Una falsa vite, ad esempio, è una religiosità fatta di riti e di sacrifici, che porta a osservare norme e moltiplicare preghiere; una spiritualità disincarnata ricercata per trovare risposte alle nevrosi, alle sue insoddisfazioni e alle sue incertezze. Religiosità che rischia di farci inaridire, che non cambia il cuore, che non fa vivere la libertà e la fecondità del legame di amicizia con Dio.
Il segreto di tutto è racchiuso in un verbo, che troviamo nella seconda lettura e nel vangelo: «rimanere» (cfr 1Gv 3,24 e Gv 15,4). Rimanere in Dio. Rimanere in Cristo.
La cultura nella quale siamo immersi, rende difficile la stabilità, il rimanere in una relazione e in un rapporto comunitario.
Quasi per paura di essere trattenuti o per la sensazione di essere “intrappolati”, si coltiva l’illusione di una presunta libertà privilegiando il provvisorio, che però ci rende fragili, instabili ed esposti al vento del momento.
Rimanere in una relazione non è certamente facile. Ma una relazione vera è inevitabilmente esigente, scomoda e sprona, ci spinge a guardare le cose e le situazioni anche da un altro punto di vita. Così è pure la relazione con Dio.
Il segreto non è nel fare, ma nel coltivare un legame di amicizia, una relazione personale, un’accoglienza continuativa della sua Parola che ci trasforma.
Chi rimane, chi non rompe il legame, chi continua ad ascoltare la Parola di vita, svilupperà un rapporto così profondo che non può limitarsi alle chiacchiere. Quando siamo in Cristo «non amiamo a parole né con la lingua, ma con i fatti e nella verità» (1 Gv 3,18).
Come il tralcio non sussiste senza la vite, così la nostra vita senza la relazione con Gesù, si inaridisce, secca, perde senso.

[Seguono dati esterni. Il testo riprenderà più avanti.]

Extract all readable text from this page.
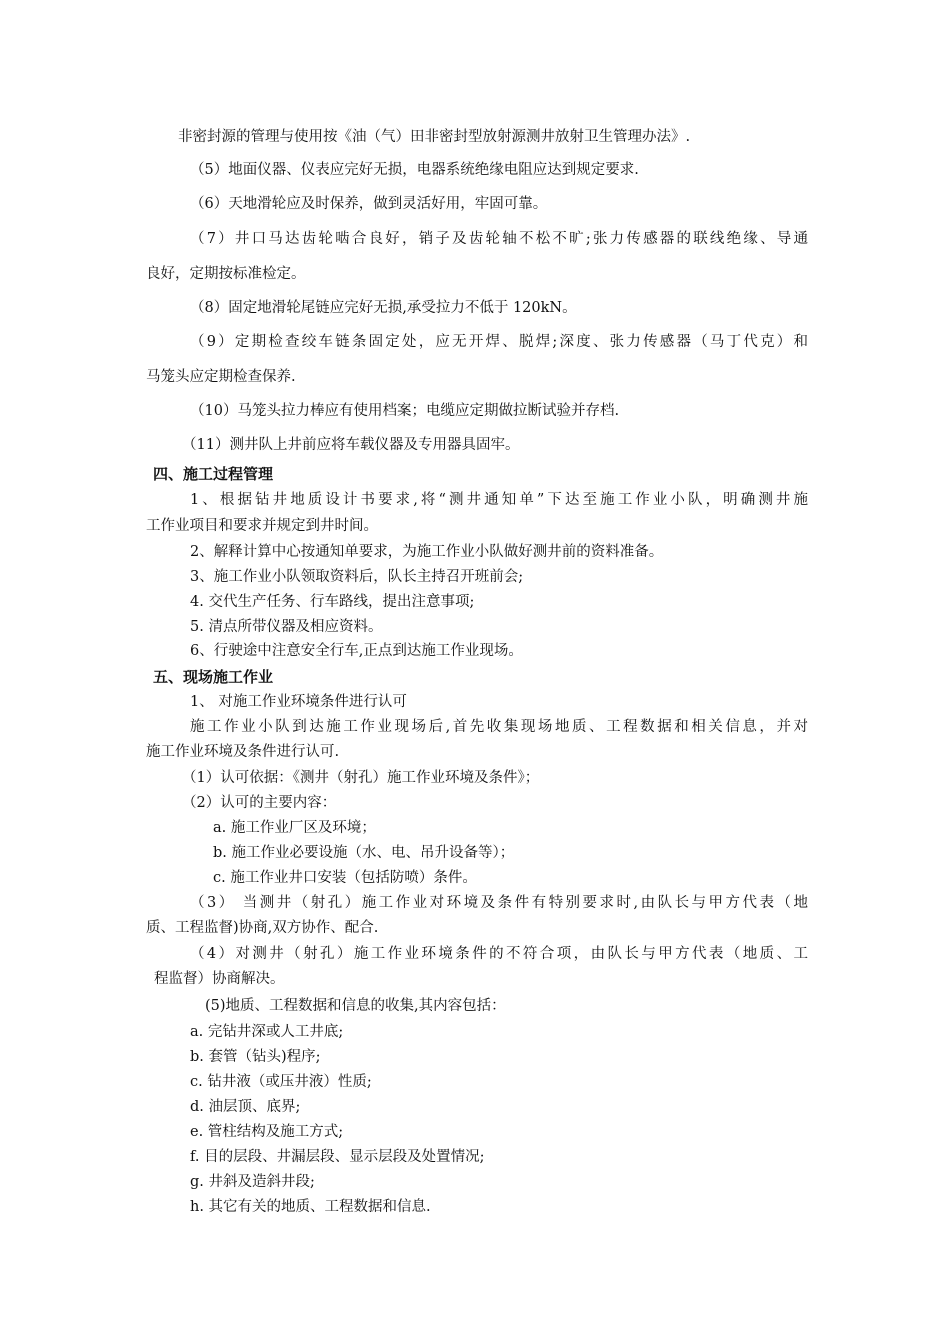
非密封源的管理与使用按《油（气）田非密封型放射源测井放射卫生管理办法》.
（5）地面仪器、仪表应完好无损，电器系统绝缘电阻应达到规定要求.
（6）天地滑轮应及时保养，做到灵活好用，牢固可靠。
（7）井口马达齿轮啮合良好，销子及齿轮轴不松不旷;张力传感器的联线绝缘、导通
良好，定期按标准检定。
（8）固定地滑轮尾链应完好无损,承受拉力不低于 120kN。
（9）定期检查绞车链条固定处，应无开焊、脱焊;深度、张力传感器（马丁代克）和
马笼头应定期检查保养.
（10）马笼头拉力棒应有使用档案；电缆应定期做拉断试验并存档.
（11）测井队上井前应将车载仪器及专用器具固牢。
四、施工过程管理
1、根据钻井地质设计书要求,将“测井通知单”下达至施工作业小队，明确测井施
工作业项目和要求并规定到井时间。
2、解释计算中心按通知单要求，为施工作业小队做好测井前的资料准备。
3、施工作业小队领取资料后，队长主持召开班前会;
4. 交代生产任务、行车路线，提出注意事项;
5. 清点所带仪器及相应资料。
6、行驶途中注意安全行车,正点到达施工作业现场。
五、现场施工作业
1、 对施工作业环境条件进行认可
施工作业小队到达施工作业现场后,首先收集现场地质、工程数据和相关信息，并对
施工作业环境及条件进行认可.
（1）认可依据：《测井（射孔）施工作业环境及条件》；
（2）认可的主要内容：
a. 施工作业厂区及环境；
b. 施工作业必要设施（水、电、吊升设备等）；
c. 施工作业井口安装（包括防喷）条件。
（3） 当测井（射孔）施工作业对环境及条件有特别要求时,由队长与甲方代表（地
质、工程监督)协商,双方协作、配合.
（4）对测井（射孔）施工作业环境条件的不符合项，由队长与甲方代表（地质、工
程监督）协商解决。
(5)地质、工程数据和信息的收集,其内容包括：
a. 完钻井深或人工井底;
b. 套管（钻头)程序;
c. 钻井液（或压井液）性质;
d. 油层顶、底界;
e. 管柱结构及施工方式;
f. 目的层段、井漏层段、显示层段及处置情况;
g. 井斜及造斜井段;
h. 其它有关的地质、工程数据和信息.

Muore.
La vite è anche immagine della comunità cristiana. Ogni tralcio, pur nella sua singolarità, condivide con tutti gli altri la stessa linfa: la vita spirituale non è mai un fatto che riguarda solo noi, ma è sempre condivisione con altri.

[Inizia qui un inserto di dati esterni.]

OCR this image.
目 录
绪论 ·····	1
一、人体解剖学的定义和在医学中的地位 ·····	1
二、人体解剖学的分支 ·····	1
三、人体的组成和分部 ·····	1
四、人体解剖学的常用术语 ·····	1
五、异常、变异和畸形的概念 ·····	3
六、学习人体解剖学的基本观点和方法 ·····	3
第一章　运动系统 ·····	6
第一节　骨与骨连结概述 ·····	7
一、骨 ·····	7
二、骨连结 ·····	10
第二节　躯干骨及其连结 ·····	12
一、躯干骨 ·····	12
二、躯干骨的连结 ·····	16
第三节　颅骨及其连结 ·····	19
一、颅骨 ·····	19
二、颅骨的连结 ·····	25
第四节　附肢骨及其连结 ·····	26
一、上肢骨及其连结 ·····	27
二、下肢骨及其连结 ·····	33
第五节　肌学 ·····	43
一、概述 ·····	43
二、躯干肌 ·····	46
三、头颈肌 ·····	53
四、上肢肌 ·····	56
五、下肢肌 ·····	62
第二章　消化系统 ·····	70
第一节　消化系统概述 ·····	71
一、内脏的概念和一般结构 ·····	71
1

Si possono avere anche buone ragioni per separarsi da una comunità, ma non saranno mai superiori alla ragione che ci chiama a vivere la nostra fede nella sua dimensione comunitaria: si è parte di uno stesso corpo.
Una comunità è arida, infeconda, piena di defezioni, tradimenti, egoismi, conflitti, quando i suoi membri vivono il rapporto in superficie, senza radicamento nel fondamento che è Cristo.
La vita è fatica e dolore. Anche la vita comunitaria è fatica e dolore. Il dolore, però, non è dato solo dal taglio dei tralci infecondi, ma anche dalle potature. Sono sempre ferite, che sul momento possono sembrare un dolore inutile o ingiusto, ma che col tempo, mostrano la loro necessità.
Se siamo radicati in Cristo, che è la vite, nonostante tutto, affrontiamo il presente con fiducia in lui e nel Padre, che è «l’agricoltore» (cfr Gv 15,1).